Castillo eventually caught up to the officer, who pulled over because he believed she had an emergency to report. When he walked up to the woman's car, however, she gave him a stern lecture about how fast he was going.
"The reason I pulled you over today, and I'm asking you to come over and have a conversation, is because I saw you since Miller Drive when you were first jumping onto the Palmetto, and you were pushing 90 miles an hour," Castillo can be heard telling the officer in the video footage of the incident, according to WSVN.
"You were leaving me behind, and I was going 80 miles an hour, and I just wanted to know, what's the emergency?" she added.
After the woman lectured him in the video, the officer said he was on his way to work and didn't believe he was speeding. However, he apologized and assured the woman that he would slow down.
Castillo posted the video clips of the speeding incident and her conversation with the officer to YouTube. The video, which was posted in three parts on Jan. 30, has now gone viral with over 150,000 views combined as of Feb. 1.
Miami-Dade Police Director Juan Perez said in a statement on Jan. 31 that the police department plans to investigate the incident.

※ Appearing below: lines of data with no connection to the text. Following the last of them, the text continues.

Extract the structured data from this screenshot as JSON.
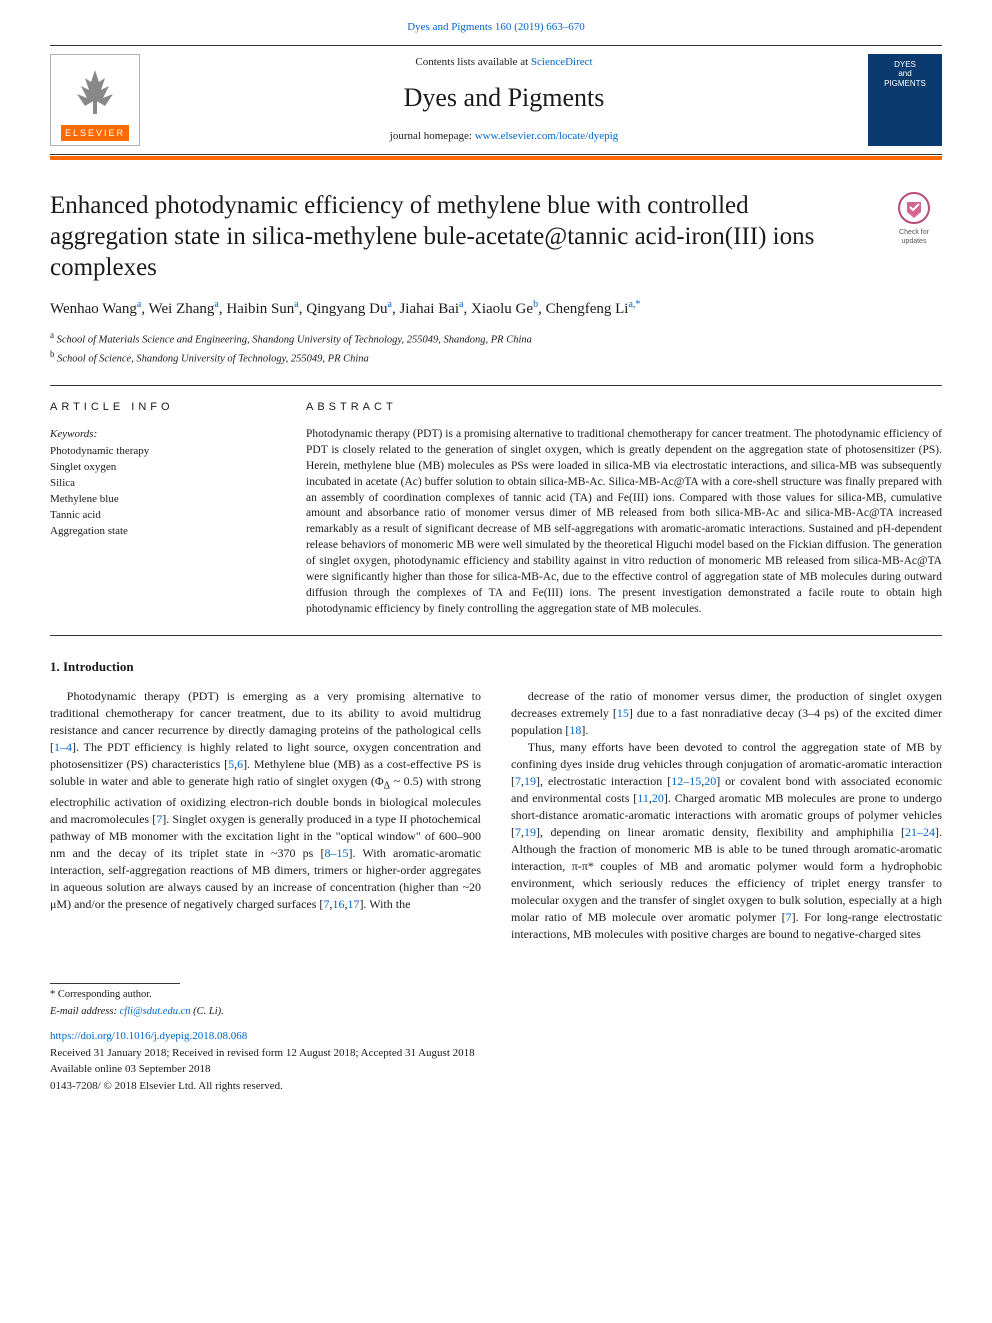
{
  "top_reference": "Dyes and Pigments 160 (2019) 663–670",
  "header": {
    "contents_prefix": "Contents lists available at ",
    "contents_link": "ScienceDirect",
    "journal_name": "Dyes and Pigments",
    "homepage_prefix": "journal homepage: ",
    "homepage_link": "www.elsevier.com/locate/dyepig",
    "elsevier_label": "ELSEVIER",
    "cover_line1": "DYES",
    "cover_line2": "and",
    "cover_line3": "PIGMENTS"
  },
  "article": {
    "title": "Enhanced photodynamic efficiency of methylene blue with controlled aggregation state in silica-methylene bule-acetate@tannic acid-iron(III) ions complexes",
    "updates_label": "Check for updates",
    "authors_html": "Wenhao Wang<sup class='sup'>a</sup>, Wei Zhang<sup class='sup'>a</sup>, Haibin Sun<sup class='sup'>a</sup>, Qingyang Du<sup class='sup'>a</sup>, Jiahai Bai<sup class='sup'>a</sup>, Xiaolu Ge<sup class='sup'>b</sup>, Chengfeng Li<sup class='sup'>a,</sup><sup class='sup'>*</sup>",
    "affiliations": [
      {
        "sup": "a",
        "text": "School of Materials Science and Engineering, Shandong University of Technology, 255049, Shandong, PR China"
      },
      {
        "sup": "b",
        "text": "School of Science, Shandong University of Technology, 255049, PR China"
      }
    ]
  },
  "info": {
    "head": "ARTICLE INFO",
    "keywords_label": "Keywords:",
    "keywords": [
      "Photodynamic therapy",
      "Singlet oxygen",
      "Silica",
      "Methylene blue",
      "Tannic acid",
      "Aggregation state"
    ]
  },
  "abstract": {
    "head": "ABSTRACT",
    "text": "Photodynamic therapy (PDT) is a promising alternative to traditional chemotherapy for cancer treatment. The photodynamic efficiency of PDT is closely related to the generation of singlet oxygen, which is greatly dependent on the aggregation state of photosensitizer (PS). Herein, methylene blue (MB) molecules as PSs were loaded in silica-MB via electrostatic interactions, and silica-MB was subsequently incubated in acetate (Ac) buffer solution to obtain silica-MB-Ac. Silica-MB-Ac@TA with a core-shell structure was finally prepared with an assembly of coordination complexes of tannic acid (TA) and Fe(III) ions. Compared with those values for silica-MB, cumulative amount and absorbance ratio of monomer versus dimer of MB released from both silica-MB-Ac and silica-MB-Ac@TA increased remarkably as a result of significant decrease of MB self-aggregations with aromatic-aromatic interactions. Sustained and pH-dependent release behaviors of monomeric MB were well simulated by the theoretical Higuchi model based on the Fickian diffusion. The generation of singlet oxygen, photodynamic efficiency and stability against in vitro reduction of monomeric MB released from silica-MB-Ac@TA were significantly higher than those for silica-MB-Ac, due to the effective control of aggregation state of MB molecules during outward diffusion through the complexes of TA and Fe(III) ions. The present investigation demonstrated a facile route to obtain high photodynamic efficiency by finely controlling the aggregation state of MB molecules."
  },
  "sections": {
    "intro_num": "1.",
    "intro_title": "Introduction",
    "col1_html": "Photodynamic therapy (PDT) is emerging as a very promising alternative to traditional chemotherapy for cancer treatment, due to its ability to avoid multidrug resistance and cancer recurrence by directly damaging proteins of the pathological cells [<span class='link'>1–4</span>]. The PDT efficiency is highly related to light source, oxygen concentration and photosensitizer (PS) characteristics [<span class='link'>5</span>,<span class='link'>6</span>]. Methylene blue (MB) as a cost-effective PS is soluble in water and able to generate high ratio of singlet oxygen (Φ<sub>Δ</sub> ~ 0.5) with strong electrophilic activation of oxidizing electron-rich double bonds in biological molecules and macromolecules [<span class='link'>7</span>]. Singlet oxygen is generally produced in a type II photochemical pathway of MB monomer with the excitation light in the \"optical window\" of 600–900 nm and the decay of its triplet state in ~370 ps [<span class='link'>8–15</span>]. With aromatic-aromatic interaction, self-aggregation reactions of MB dimers, trimers or higher-order aggregates in aqueous solution are always caused by an increase of concentration (higher than ~20 μM) and/or the presence of negatively charged surfaces [<span class='link'>7</span>,<span class='link'>16</span>,<span class='link'>17</span>]. With the",
    "col2_html": "decrease of the ratio of monomer versus dimer, the production of singlet oxygen decreases extremely [<span class='link'>15</span>] due to a fast nonradiative decay (3–4 ps) of the excited dimer population [<span class='link'>18</span>].</p><p>Thus, many efforts have been devoted to control the aggregation state of MB by confining dyes inside drug vehicles through conjugation of aromatic-aromatic interaction [<span class='link'>7</span>,<span class='link'>19</span>], electrostatic interaction [<span class='link'>12–15</span>,<span class='link'>20</span>] or covalent bond with associated economic and environmental costs [<span class='link'>11</span>,<span class='link'>20</span>]. Charged aromatic MB molecules are prone to undergo short-distance aromatic-aromatic interactions with aromatic groups of polymer vehicles [<span class='link'>7</span>,<span class='link'>19</span>], depending on linear aromatic density, flexibility and amphiphilia [<span class='link'>21–24</span>]. Although the fraction of monomeric MB is able to be tuned through aromatic-aromatic interaction, π-π* couples of MB and aromatic polymer would form a hydrophobic environment, which seriously reduces the efficiency of triplet energy transfer to molecular oxygen and the transfer of singlet oxygen to bulk solution, especially at a high molar ratio of MB molecule over aromatic polymer [<span class='link'>7</span>]. For long-range electrostatic interactions, MB molecules with positive charges are bound to negative-charged sites"
  },
  "footer": {
    "corr_label": "* Corresponding author.",
    "email_label": "E-mail address: ",
    "email": "cfli@sdut.edu.cn",
    "email_name": " (C. Li).",
    "doi": "https://doi.org/10.1016/j.dyepig.2018.08.068",
    "received": "Received 31 January 2018; Received in revised form 12 August 2018; Accepted 31 August 2018",
    "available": "Available online 03 September 2018",
    "copyright": "0143-7208/ © 2018 Elsevier Ltd. All rights reserved."
  },
  "colors": {
    "accent_orange": "#ff6a00",
    "link_blue": "#0066cc",
    "cover_blue": "#0b3a6e"
  }
}
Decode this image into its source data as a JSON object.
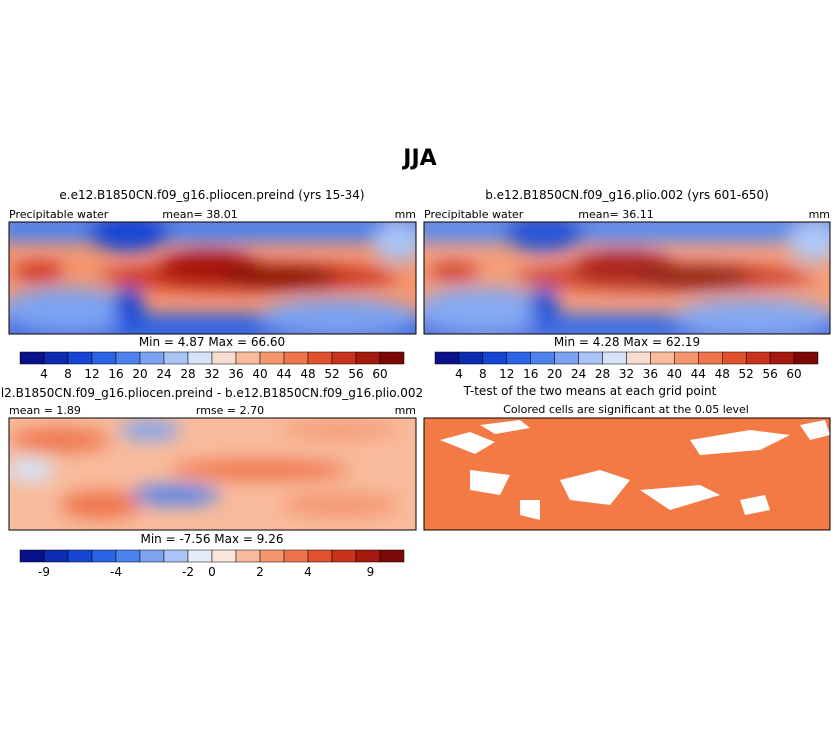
{
  "title": "JJA",
  "panels": [
    {
      "title": "e.e12.B1850CN.f09_g16.pliocen.preind (yrs 15-34)",
      "variable": "Precipitable water",
      "mean": "mean=  38.01",
      "units": "mm",
      "stats": "Min =   4.87  Max =   66.60"
    },
    {
      "title": "b.e12.B1850CN.f09_g16.plio.002 (yrs 601-650)",
      "variable": "Precipitable water",
      "mean": "mean=  36.11",
      "units": "mm",
      "stats": "Min =   4.28  Max =   62.19"
    },
    {
      "title": "l2.B1850CN.f09_g16.pliocen.preind - b.e12.B1850CN.f09_g16.plio.002",
      "mean": "mean =  1.89",
      "rmse": "rmse =   2.70",
      "units": "mm",
      "stats": "Min =   -7.56  Max =   9.26"
    },
    {
      "title": "T-test of the two means at each grid point",
      "subtitle": "Colored cells are significant at the 0.05 level"
    }
  ],
  "colorbar": {
    "labels": [
      4,
      8,
      12,
      16,
      20,
      24,
      28,
      32,
      36,
      40,
      44,
      48,
      52,
      56,
      60
    ],
    "colors": [
      "#0a128a",
      "#0b2bb0",
      "#1746d4",
      "#2c64e6",
      "#4d82ee",
      "#7ba3f2",
      "#a9c4f5",
      "#d6e3f8",
      "#f7ddd0",
      "#f8bb9c",
      "#f4976f",
      "#ee744b",
      "#e2522f",
      "#c9321b",
      "#a6190e",
      "#7c0805"
    ]
  },
  "diff_colorbar": {
    "labels": [
      -9,
      -4,
      -2,
      0,
      2,
      4,
      9
    ],
    "colors": [
      "#0a128a",
      "#0b2bb0",
      "#1746d4",
      "#2c64e6",
      "#4d82ee",
      "#7ba3f2",
      "#a9c4f5",
      "#e4ecf8",
      "#fbe6dc",
      "#f8bb9c",
      "#f4976f",
      "#ee744b",
      "#e2522f",
      "#c9321b",
      "#a6190e",
      "#7c0805"
    ]
  }
}
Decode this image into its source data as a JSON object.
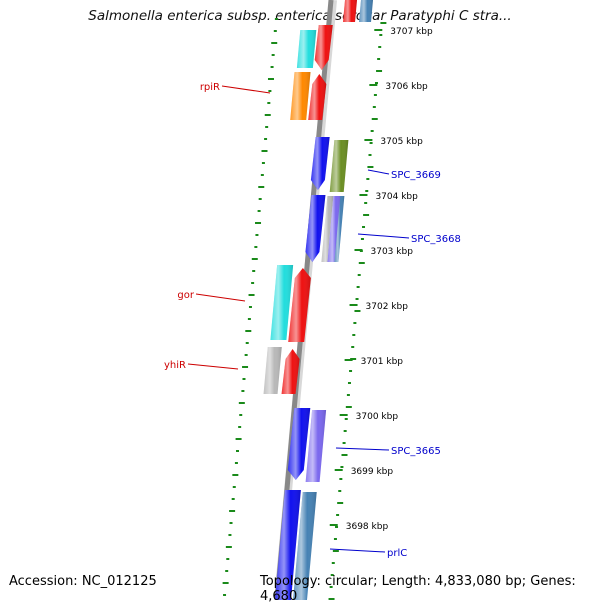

"The Miami Dade Police Department will have his immediate command staff investigate the matter, once the officer and citizen are identified," the statement read, according to WSVN. "The appropriate course of action will be taken at that point."
Investigators said Castillo will not be reprimanded for pulling the officer over.
An investigation by the Sun Sentinel in 2013 used electronic tolling data to show off-duty police cars in the Miami area speeding up to 130 miles per hour, according to the Miami Herald.
The Sun Sentinel won a Pulitzer Prize for its role in exposing these speeding incidents.